3. Badness

14.5K 1.4K 131
                                    


Mirelen [part 03]

•••

Pagi ini Mirele merasa sangat kesal dengan dirinya sendiri. karena akibat tidak memasang alarm kemarin malam, dirinya menjadi telat datang ke sekolah.

Mirele memperhatikan Gerbang sekolah yang tertutup rapat dengan helaan nafas gusar. Gadis itu berbalik badan, memasang kembali earphone di kedua telinganya lalu mulai melangkah menjauhi area sekolah.

Mirele bingung ingin kemana sebenarnya. Ia seperti tidak punya arah tujuan. Jadi Mirele memutuskan memberhentikan angkot lalu masuk ke dalamnya.

Di dalam angkot Mirele hanya diam. Tak memperdulikan ibu ibu yang mengomeli anaknya ataupun suara kokokan ayam yang sangat berisik yang dibawa oleh seorang kakek tua.

Mirele fokus dengan pandangan kosong sembari mendengarkan lagu.

"Diam! Ibu pusing denger kamu nangis terus."

Mirele yang semula acuh dengan keadaan mulai tertarik pandangannya ke arah ibu ibu yang sejak tadi terus memarahi anaknya. Mirele menarik kabel earphonenya perlahan.
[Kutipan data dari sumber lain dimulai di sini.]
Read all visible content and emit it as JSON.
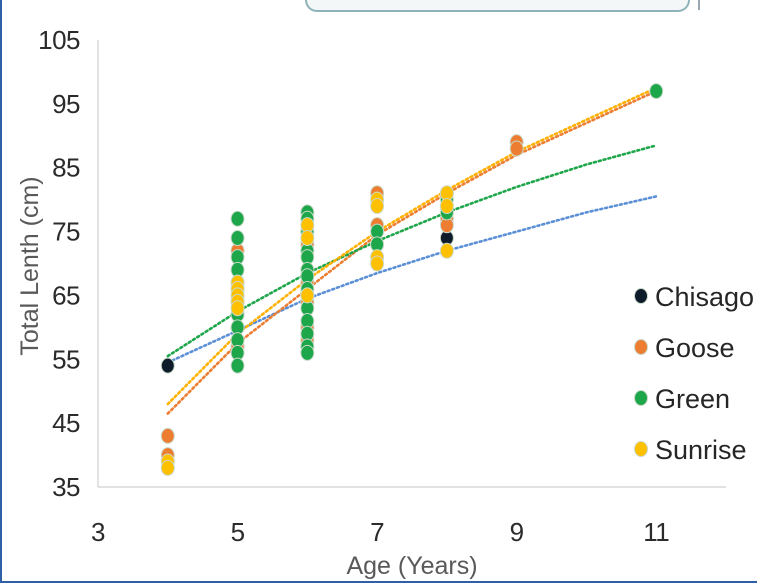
{
  "chart_data": {
    "type": "scatter",
    "title": "",
    "xlabel": "Age (Years)",
    "ylabel": "Total Lenth (cm)",
    "xlim": [
      3,
      12
    ],
    "ylim": [
      35,
      105
    ],
    "x_ticks": [
      3,
      5,
      7,
      9,
      11
    ],
    "y_ticks": [
      35,
      45,
      55,
      65,
      75,
      85,
      95,
      105
    ],
    "grid": false,
    "legend_position": "right",
    "trendlines": "dotted logarithmic fit per series",
    "series": [
      {
        "name": "Chisago",
        "color": "#0d1b2a",
        "points": [
          [
            4,
            54
          ],
          [
            8,
            74
          ]
        ],
        "trend": [
          [
            4,
            54.5
          ],
          [
            5,
            59.5
          ],
          [
            6,
            64.5
          ],
          [
            7,
            68.5
          ],
          [
            8,
            72
          ],
          [
            9,
            75
          ],
          [
            10,
            78
          ],
          [
            11,
            80.5
          ]
        ],
        "trend_color": "#5b8fd6"
      },
      {
        "name": "Goose",
        "color": "#ed7d31",
        "points": [
          [
            4,
            43
          ],
          [
            4,
            40
          ],
          [
            5,
            72
          ],
          [
            5,
            62
          ],
          [
            5,
            60
          ],
          [
            5,
            57
          ],
          [
            6,
            73
          ],
          [
            6,
            67
          ],
          [
            6,
            64
          ],
          [
            6,
            60
          ],
          [
            6,
            58
          ],
          [
            7,
            81
          ],
          [
            7,
            76
          ],
          [
            7,
            73
          ],
          [
            8,
            77
          ],
          [
            8,
            76
          ],
          [
            9,
            89
          ],
          [
            9,
            88
          ]
        ],
        "trend": [
          [
            4,
            46.5
          ],
          [
            5,
            57.5
          ],
          [
            6,
            66
          ],
          [
            7,
            74.5
          ],
          [
            8,
            81
          ],
          [
            9,
            87
          ],
          [
            10,
            92
          ],
          [
            11,
            97
          ]
        ],
        "trend_color": "#ed7d31"
      },
      {
        "name": "Green",
        "color": "#1ea64a",
        "points": [
          [
            5,
            77
          ],
          [
            5,
            74
          ],
          [
            5,
            71
          ],
          [
            5,
            69
          ],
          [
            5,
            67
          ],
          [
            5,
            66
          ],
          [
            5,
            64
          ],
          [
            5,
            62
          ],
          [
            5,
            60
          ],
          [
            5,
            58
          ],
          [
            5,
            56
          ],
          [
            5,
            54
          ],
          [
            6,
            78
          ],
          [
            6,
            77
          ],
          [
            6,
            75
          ],
          [
            6,
            72
          ],
          [
            6,
            71
          ],
          [
            6,
            69
          ],
          [
            6,
            68
          ],
          [
            6,
            66
          ],
          [
            6,
            65
          ],
          [
            6,
            63
          ],
          [
            6,
            61
          ],
          [
            6,
            59
          ],
          [
            6,
            57
          ],
          [
            6,
            56
          ],
          [
            7,
            75
          ],
          [
            7,
            73
          ],
          [
            8,
            80
          ],
          [
            8,
            78
          ],
          [
            11,
            97
          ]
        ],
        "trend": [
          [
            4,
            55.5
          ],
          [
            5,
            62.5
          ],
          [
            6,
            68.5
          ],
          [
            7,
            73.5
          ],
          [
            8,
            78
          ],
          [
            9,
            82
          ],
          [
            10,
            85.5
          ],
          [
            11,
            88.5
          ]
        ],
        "trend_color": "#1ea64a"
      },
      {
        "name": "Sunrise",
        "color": "#ffc000",
        "points": [
          [
            4,
            39
          ],
          [
            4,
            38
          ],
          [
            5,
            67
          ],
          [
            5,
            66
          ],
          [
            5,
            65
          ],
          [
            5,
            64
          ],
          [
            5,
            63
          ],
          [
            6,
            76
          ],
          [
            6,
            74
          ],
          [
            6,
            65
          ],
          [
            7,
            80
          ],
          [
            7,
            79
          ],
          [
            7,
            71
          ],
          [
            7,
            70
          ],
          [
            8,
            81
          ],
          [
            8,
            79
          ],
          [
            8,
            72
          ]
        ],
        "trend": [
          [
            4,
            48
          ],
          [
            5,
            59
          ],
          [
            6,
            67.5
          ],
          [
            7,
            75
          ],
          [
            8,
            81.5
          ],
          [
            9,
            87.5
          ],
          [
            10,
            92.5
          ],
          [
            11,
            97.5
          ]
        ],
        "trend_color": "#ffb000"
      }
    ]
  }
}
"Ta- tapi ini sakit Bu.. hiks," Anak perempuan yang mengenakan seragam taman kanak kanak itu terisak sedih. Mirele memperhatikan lutut anak itu, ada luka yang cukup besar disana.
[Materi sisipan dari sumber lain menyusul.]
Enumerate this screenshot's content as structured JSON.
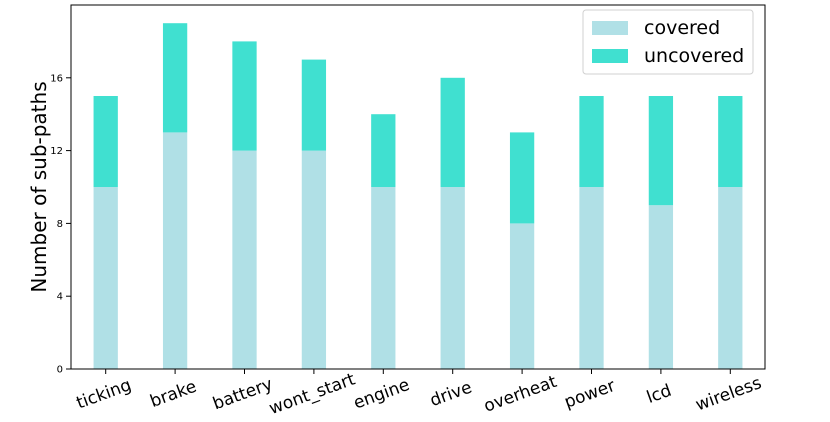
{
  "chart_data": {
    "type": "bar",
    "stacked": true,
    "categories": [
      "ticking",
      "brake",
      "battery",
      "wont_start",
      "engine",
      "drive",
      "overheat",
      "power",
      "lcd",
      "wireless"
    ],
    "series": [
      {
        "name": "covered",
        "color": "#b0e0e6",
        "values": [
          10,
          13,
          12,
          12,
          10,
          10,
          8,
          10,
          9,
          10
        ]
      },
      {
        "name": "uncovered",
        "color": "#40e0d0",
        "values": [
          5,
          6,
          6,
          5,
          4,
          6,
          5,
          5,
          6,
          5
        ]
      }
    ],
    "ylabel": "Number of sub-paths",
    "xlabel": "",
    "ylim": [
      0,
      20
    ],
    "yticks": [
      0,
      4,
      8,
      12,
      16
    ],
    "grid": false,
    "legend_position": "top-right"
  }
}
"Gak usah cengeng. Ini juga bakalan sembuh." Ibu itu menggeplak luka anaknya yang membuat sang anak semakin terisak.

Mirele membulatkan matanya menyaksikan itu. Apa apaan ibu itu. Apa begitu caranya menenangkan seorang anak?

"Ibu gak pantes disebut seorang ibu jika kasar kayak gitu." Celetuk Mirele yang langsung menarik perhatian ibu itu.

"Jangan ikut campur kamu, jangan sok suci juga. Saya liat liat dari dandanan sama gaya kamu kayak cewek murahan."

Mirele diam. Gadis itu menarik sudut bibirnya.

"Saya emang bukan orang yang pantes disebut baik baik. Tapi saya masih punya akal untuk inget kalau dosa itu ada."

"Seenggaknya saya gak bejat kayak ibu," lanjut Mirele sarkas yang mampu memancing emosi ibu itu.

"Gak sopan sekali ya kamu."

"Orang kayak ibu gak pantes di disopanin. Sama darah daging sendiri aja jahat."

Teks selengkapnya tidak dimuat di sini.